In correctness of the general relativity equations I am not less convinced than you. For I have found an alternative way of their derivation, very different from the one accepted in GR. I investigated the uniform regularities that must be satisfied by massless fields. And I managed to find for these regularities concrete relativistic formulations. If you are interested, I will list them.

1) The full energy of matter in a massless field is the sum of its kinetic and potential components.

2) The total action of matter in a massless field is the sum of its own action and the action of interaction with the field.

3) The kinetic energy-momentum four-vector of a point particle is mc times its velocity four-vector.

4) Sources of massless fields are conserved.

5) Weak massless fields propagate from their sources at the speed of light, and their strengths satisfy the inverse squares law.

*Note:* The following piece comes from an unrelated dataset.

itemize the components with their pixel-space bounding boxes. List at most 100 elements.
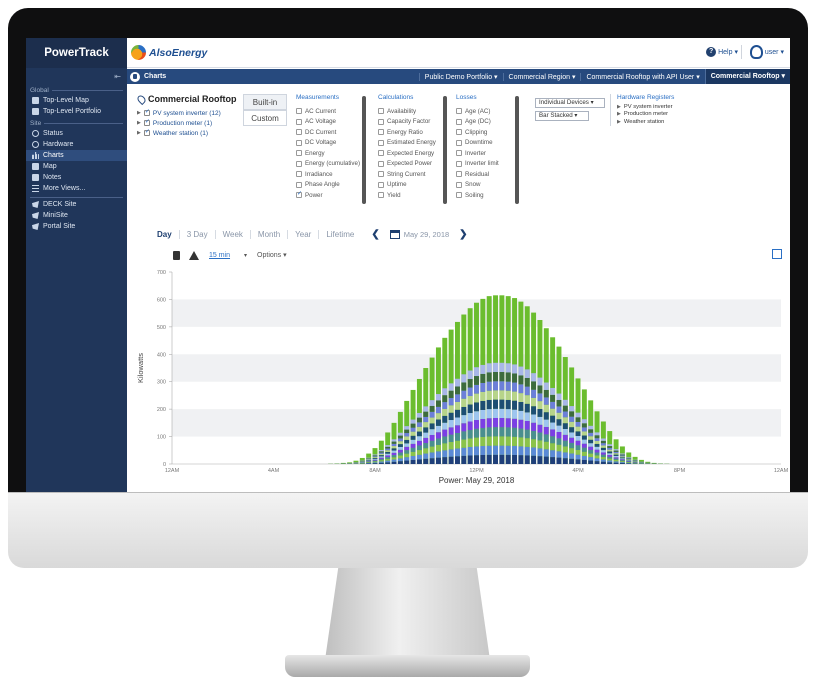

An amazing thing has turned out. If we assume that the source of the field is a scalar, then the Maxwell equations are derived from these laws. If we take kinetic energy-momentum as a source, then Einstein's equations are derived. At the same time the circumstance why in the gravitational field the pseudo-Riemannian geometry is observed is also explained. That is the geometry with a quadratic interval, and not any Finsler geometry.

>> If so, this all would just be a different formalism of GR, like Teleparallelism.

The equations are really the same, and the observed results are the same. Only physical sense of them turns out to be very different. Einstein's treatment with space-time metric contradicts methods of field quantization used for the Standard Model, and my treatment does not.